Their latest 8-metre hole has been dug in a matter of days.
Everyone in our group is fascinated. None of the visitors have ever seen a gem pulled straight from the ground. The lady with the sieve hands us some stones she has just retrieved from the pool. They are opaque, earthy-brown stones. She then proudly presents her hand, adorned with a beautiful gold ring in-laid with two brilliant blue stones. It’s the same stone. Apparently, the earthy-brown zircon we’ve just seen will become this brilliant blue once it has been fired. Some of the group hand over a few dollars for a clutch of the tiny brown stones straight from the ground — the perfect memento of this unique place.

We leave the group and wander on around the holes that litter the land behind the town’s main street. It’s a pretty precarious business. Kids fall into unfilled holes and mines collapse, but, of course, the digging goes on. However, Chom Rom Bysrok is not a gloomy place. The beaming faces and shouts of “hello, bye-bye” from the throngs of kids that line the streets remind you that this tough place is not all that different from any other
in the friendly kingdom of Cambodia. You’re welcomed with open arms whoever you are — and you’ll leave with the fondest of memories.

Getting there and away
There is a direct flight from Phnom Penh to Ban Lung, Ratanikiri, once a week (depending on demand). Chom Rom Bysrok can be visited by four-wheel-drive during the dry season.

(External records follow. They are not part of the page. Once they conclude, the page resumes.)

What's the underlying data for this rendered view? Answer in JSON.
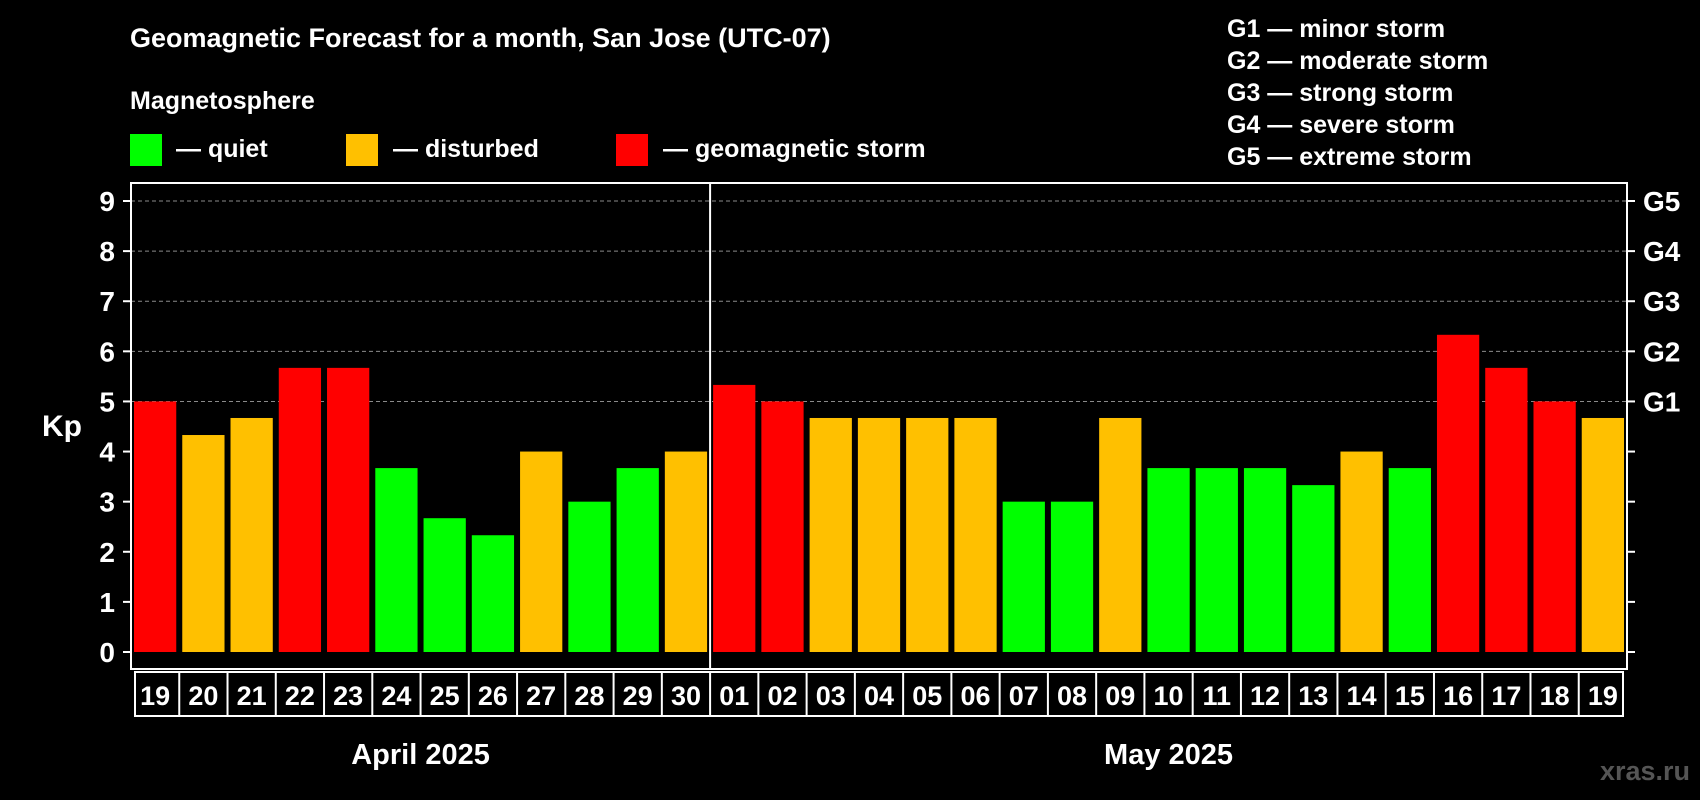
{
  "chart_data": {
    "type": "bar",
    "title": "Geomagnetic Forecast for a month, San Jose (UTC-07)",
    "ylabel": "Kp",
    "ylim": [
      0,
      9
    ],
    "yticks": [
      "0",
      "1",
      "2",
      "3",
      "4",
      "5",
      "6",
      "7",
      "8",
      "9"
    ],
    "right_axis_labels": [
      {
        "value": 5,
        "label": "G1"
      },
      {
        "value": 6,
        "label": "G2"
      },
      {
        "value": 7,
        "label": "G3"
      },
      {
        "value": 8,
        "label": "G4"
      },
      {
        "value": 9,
        "label": "G5"
      }
    ],
    "legend": {
      "heading": "Magnetosphere",
      "items": [
        {
          "label": "— quiet",
          "color": "#00ff00"
        },
        {
          "label": "— disturbed",
          "color": "#ffc000"
        },
        {
          "label": "— geomagnetic storm",
          "color": "#ff0000"
        }
      ]
    },
    "storm_scale": [
      "G1 — minor storm",
      "G2 — moderate storm",
      "G3 — strong storm",
      "G4 — severe storm",
      "G5 — extreme storm"
    ],
    "months": [
      {
        "label": "April 2025",
        "count": 12
      },
      {
        "label": "May 2025",
        "count": 19
      }
    ],
    "categories": [
      "19",
      "20",
      "21",
      "22",
      "23",
      "24",
      "25",
      "26",
      "27",
      "28",
      "29",
      "30",
      "01",
      "02",
      "03",
      "04",
      "05",
      "06",
      "07",
      "08",
      "09",
      "10",
      "11",
      "12",
      "13",
      "14",
      "15",
      "16",
      "17",
      "18",
      "19"
    ],
    "values": [
      5.0,
      4.33,
      4.67,
      5.67,
      5.67,
      3.67,
      2.67,
      2.33,
      4.0,
      3.0,
      3.67,
      4.0,
      5.33,
      5.0,
      4.67,
      4.67,
      4.67,
      4.67,
      3.0,
      3.0,
      4.67,
      3.67,
      3.67,
      3.67,
      3.33,
      4.0,
      3.67,
      6.33,
      5.67,
      5.0,
      4.67
    ],
    "levels": [
      "storm",
      "disturbed",
      "disturbed",
      "storm",
      "storm",
      "quiet",
      "quiet",
      "quiet",
      "disturbed",
      "quiet",
      "quiet",
      "disturbed",
      "storm",
      "storm",
      "disturbed",
      "disturbed",
      "disturbed",
      "disturbed",
      "quiet",
      "quiet",
      "disturbed",
      "quiet",
      "quiet",
      "quiet",
      "quiet",
      "disturbed",
      "quiet",
      "storm",
      "storm",
      "storm",
      "disturbed"
    ],
    "level_colors": {
      "quiet": "#00ff00",
      "disturbed": "#ffc000",
      "storm": "#ff0000"
    },
    "watermark": "xras.ru"
  }
}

Cambodia’s other must-sees

The temples of Angkor:
The 90 or so Khmer temple ruins close to the city of Siam Reap are Cambodia’s premier attraction. Sunrise at the most famous site, Angkor Wat, is something not to be missed. Other highlights include the atmospheric jungle temples of Preah Khan and Ta Phrom, one of the locations for the film Tomb Raider.
Phnom Penh
Cambodia’s edgy, bustling capital is the place to wind away a few days, visiting the magnificent National Museum, home to some of the treasures recovered at Angkor, and also the serene grounds of the Royal Palace and Silver Pagoda. For a touch more realism, head down to the local markets for the true mercantile taste of the Capital.
Tuol Sleng and the Killing Fields
Sadly, a trip to Cambodia would not be complete without a glimpse into the horror of the country’s recent history. S-21, the high school which was turned into the Khmer Rouge's premier torture centre, makes for a chilling visit, with it’s thousands of images of inmates who were later murdered. The nearby Killing Fields of Choeung Ek, where 17,000 people were killed, is a similarly horrifying experience.